Dartsmind
Nur für AndroidFree· Nutzerbewertung
Wer beim Dart nicht nur ein paar Pfeile werfen, sondern die eigene Entwicklung nachvollziehen möchte, findet in Dartsmind einen interessanten Begleiter für Android. Ich habe die Sport-App vor allem als Verbindung zwischen Training, Online-Partien und Auswertung erlebt: Sie nimmt den Spielstand auf, unterstützt die automatische Wertung und macht aus einzelnen Würfen eine strukturiertere Übungseinheit. Das klingt zunächst nach einer kleinen Erleichterung, verändert aber den Ablauf deutlich, sobald man regelmäßig spielt.
Die App stammt von Zaglab Limited, ist kostenlos erhältlich und richtet sich mit der Altersfreigabe USK ab 0 Jahren an ein sehr breites Publikum. Im Google-Play-Umfeld kommt sie auf eine durchschnittliche Bewertung von 4,5 bei rund 2.700 Bewertungen; mehr als 100.000 Installationen zeigen außerdem, dass sie nicht nur für eine winzige Dart-Nische gedacht ist. Ich würde sie trotzdem nicht jedem blind empfehlen. Ihr Wert hängt stark davon ab, ob du deine Partien tatsächlich erfassen und auswerten möchtest oder lieber ohne Smartphone am Board spielst.

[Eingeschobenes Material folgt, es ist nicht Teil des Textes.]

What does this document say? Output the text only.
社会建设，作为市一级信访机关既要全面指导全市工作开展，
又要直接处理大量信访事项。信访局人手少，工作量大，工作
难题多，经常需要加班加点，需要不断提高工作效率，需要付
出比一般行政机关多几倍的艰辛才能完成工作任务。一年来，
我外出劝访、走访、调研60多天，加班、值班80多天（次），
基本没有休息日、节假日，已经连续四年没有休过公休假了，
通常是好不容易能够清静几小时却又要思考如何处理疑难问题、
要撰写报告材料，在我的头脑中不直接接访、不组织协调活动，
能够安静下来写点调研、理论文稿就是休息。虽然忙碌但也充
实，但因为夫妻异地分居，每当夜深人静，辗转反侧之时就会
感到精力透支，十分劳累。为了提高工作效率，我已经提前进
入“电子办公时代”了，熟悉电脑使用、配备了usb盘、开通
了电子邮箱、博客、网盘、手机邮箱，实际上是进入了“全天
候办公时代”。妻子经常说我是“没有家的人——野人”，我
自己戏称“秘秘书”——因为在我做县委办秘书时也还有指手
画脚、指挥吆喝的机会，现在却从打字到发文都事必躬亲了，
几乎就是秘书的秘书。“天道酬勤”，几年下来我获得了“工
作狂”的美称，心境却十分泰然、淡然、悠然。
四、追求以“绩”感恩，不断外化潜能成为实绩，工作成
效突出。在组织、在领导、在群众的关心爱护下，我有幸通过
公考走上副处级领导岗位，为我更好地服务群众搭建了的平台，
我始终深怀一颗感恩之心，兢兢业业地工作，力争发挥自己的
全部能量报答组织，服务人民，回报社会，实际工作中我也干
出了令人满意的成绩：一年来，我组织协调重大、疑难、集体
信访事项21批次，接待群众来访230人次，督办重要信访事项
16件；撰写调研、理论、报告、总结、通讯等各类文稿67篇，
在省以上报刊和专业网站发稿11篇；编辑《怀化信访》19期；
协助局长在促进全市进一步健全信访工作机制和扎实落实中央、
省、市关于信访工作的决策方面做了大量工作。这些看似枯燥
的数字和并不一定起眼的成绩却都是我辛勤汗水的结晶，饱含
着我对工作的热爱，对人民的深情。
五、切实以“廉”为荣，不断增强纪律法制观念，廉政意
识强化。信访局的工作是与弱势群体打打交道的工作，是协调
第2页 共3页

Vom spontanen Wurf zur nachvollziehbaren Trainingseinheit
Die Ausgangslage: Das Board allein erzählt nur die halbe Geschichte
Die typische Situation ist schnell beschrieben: Du hast ein Dartboard, ein paar Pfeile und vielleicht einen Freund für eine Partie. Nach einigen Runden weißt du ungefähr, ob es gut lief. Was oft fehlt, ist ein sauberer Überblick darüber, wie sich das Spiel entwickelt hat. Genau an diesem Punkt setzt Dartsmind an. Die App soll nicht das Board ersetzen, sondern die Informationen rund um den Wurf ordnen.
Ich finde diesen Ansatz besonders sinnvoll für Spieler, die zwischen lockerem Feierabendspiel und ernsthafterem Training wechseln. Beim reinen Spaßspiel möchte niemand nach jedem Durchgang lange Menüs bedienen. Im Training ist es dagegen hilfreich, wenn die Wertung nicht ständig im Kopf gerechnet werden muss und die eigene Leistung später wieder betrachtet werden kann. Der praktische Nutzen entsteht also weniger durch einen einzelnen Bildschirm als durch den kompletten Ablauf.
Vor dem Start lohnt es sich, das Smartphone so zu platzieren, dass man es mit einem kurzen Blick erreicht, ohne die Wurflinie zu verlassen. Das klingt nebensächlich, ist aber wichtig: Wenn das Gerät zu weit entfernt liegt oder jeder Eintrag umständlich wird, verliert die App ihren größten Vorteil. Bei einem kleinen Trainingsbereich würde ich deshalb zunächst testen, ob die Bedienung zwischen zwei Aufnahmen wirklich flüssig genug ist.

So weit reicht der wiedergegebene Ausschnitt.